The Fifty Miracle Principles of A Course in Miracles
by Kenneth Wapnick
 
 

Principle 2

Miracles as such do not matter. The only thing that matters is their Source,
Which is far beyond evaluation.


The fact that "Source" is capitalized, of course, tells us that this is God, and God is present in our mind, in our split mind, through the Holy Spirit. What is important here also is to realize that miracles do not matter, because miracles are part of the same illusory world that the ego is. If the miracle is a correction, then it is a correction for an illusory thought, which also makes a miracle an illusion. It is needed only in a world of illusion. As we said earlier, you do not need a miracle in Heaven. You do not need forgiveness in Heaven. You need forgiveness or a miracle only in a place where you believe in sin, suffering, sacrifice, separation, etc.

The only thing that truly matters is God, or the creation of God, which is spirit, which is the Christ in us. In this world, however, miracles do matter, because that is the correction that enables us to remember eventually who we really are. The Course also speaks of forgiveness as an illusion. At one point it says it is the final illusion (workbook, p. 369; W-pI.198.3). What makes it different from all the other illusions in the world is that forgiveness is the end of illusion. All the other illusions here really breed illusions, so that they strengthen the illusion that we are separate or that attack is real and justified. Forgiveness is an illusion that teaches us that there are no illusions.

Q: If you say that we cannot obtain complete love in this life, how do we relate to Jesus?

A: Well, let me qualify that. I think there are very, very few exceptions, such as Jesus, who is the greatest symbol of God's Love. Furthermore, there are some people who have totally transcended their egos, and who stay around a while to help other people do that. They are what in the East are called avatars or bodhisattvas: people who have thoroughly transcended their ego yet remain, holding on to just a sliver of it so they can stay here in the body. They are no longer here to learn lessons. But as the Course implies at one point, this is such a rare occurrence that it does not pay to talk about it (manual, p. 61; M-26.2,3).

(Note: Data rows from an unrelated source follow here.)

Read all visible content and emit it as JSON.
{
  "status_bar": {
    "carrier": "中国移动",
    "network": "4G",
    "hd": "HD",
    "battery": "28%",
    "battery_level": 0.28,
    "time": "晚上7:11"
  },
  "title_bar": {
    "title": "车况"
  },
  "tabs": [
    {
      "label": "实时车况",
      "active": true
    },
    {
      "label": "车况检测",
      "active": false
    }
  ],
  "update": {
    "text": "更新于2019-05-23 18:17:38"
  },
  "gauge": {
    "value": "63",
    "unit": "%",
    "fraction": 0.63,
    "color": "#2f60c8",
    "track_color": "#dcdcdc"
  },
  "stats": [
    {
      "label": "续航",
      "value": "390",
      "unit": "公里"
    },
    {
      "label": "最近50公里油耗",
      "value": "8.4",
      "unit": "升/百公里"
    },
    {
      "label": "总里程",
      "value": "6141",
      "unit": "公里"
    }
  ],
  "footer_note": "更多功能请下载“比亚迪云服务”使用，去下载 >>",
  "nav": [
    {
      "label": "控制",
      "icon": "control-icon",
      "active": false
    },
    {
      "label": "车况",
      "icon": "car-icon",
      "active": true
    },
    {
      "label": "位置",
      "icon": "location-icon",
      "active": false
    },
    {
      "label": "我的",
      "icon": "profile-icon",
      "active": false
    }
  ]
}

Q: What are our creations?

A: "Creations" is one of those technical words that the Course uses but does not really explain. What they refer to is the process of creation that we share with God. One of the basic attributes of spirit is that it is always extending itself. This is not a process that occurs in time or space, which is why it is so hard for us to conceive of it. God's extension of Himself --as spirit, He is always extending Himself -- is what is called creation. We are the result of that, not we as we identify ourselves sitting here in this room, but the "we" that is the Christ that is all of us. Each of us is a part of that Christ which is an extension of God and, since Christ is part of God, He also shares in the basic attributes of God. One of those attributes is extension, so Christ also extends Himself. What Christ extends is what the Course calls "creations." Creations are really the extensions of us in our true state. Again, what makes it so difficult is that this process has no counterpart or referent to anything in this world. When the Course uses the word "create," as it will in one of these miracle principles, it does not refer to having a creative thought, to creating a work of art or anything like that -- not that the Course would be against anything like that, it simply uses the word differently. "Create" is a word that A Course in Miracles always uses just to denote what spirit does. If you want to think along the lines of the traditional idea of the Trinity, the Second Person of the Trinity would consist not only of Christ, of which each of us is a part, but also the extensions of Christ, which are our creations.

Q: The Course seems to promise that our creations are waiting for us. Is that so?

A: Like a cheering squad. You are rushing home, and there they are on the sidelines, cheering you home. That is a metaphor, of course, the idea being that our own wholeness is continually calling to us to remember who we are.

In the last part of the second principle -- that the Source is far beyond evaluation -- "evaluation" is a word that belongs to this world. We are always evaluating, and the fact that we are evaluating something is, obviously, a process of judgment; it is a process of perception. If you are talking about evaluation, you are talking about an evaluator who evaluates something or someone else. So you are talking about separation: subject and object. Obviously, the whole process of evaluation has relevance only to the world of perception, which is not the world of God. God is beyond all evaluation because He is beyond judgment; He is beyond form; He is beyond separation; He is beyond perception. The miracle only matters to the extent that it teaches us that nothing here matters. Once we learn that lesson, then the use for the miracle is over. It is what the Course teaches about time: its only purpose is to teach us that there is no time (see discussion of principle #16). You can say the same thing about the world or the body: The only purpose that the world or the body has is to teach us that there is no world or body, but we cannot learn that without being here in the body. That is why A Course in Miracles very clearly teaches us that we should not deny our physical experiences here, or deny our body (text, p. 20; T-2.IV.3:8-11). It only says we should look at them differently.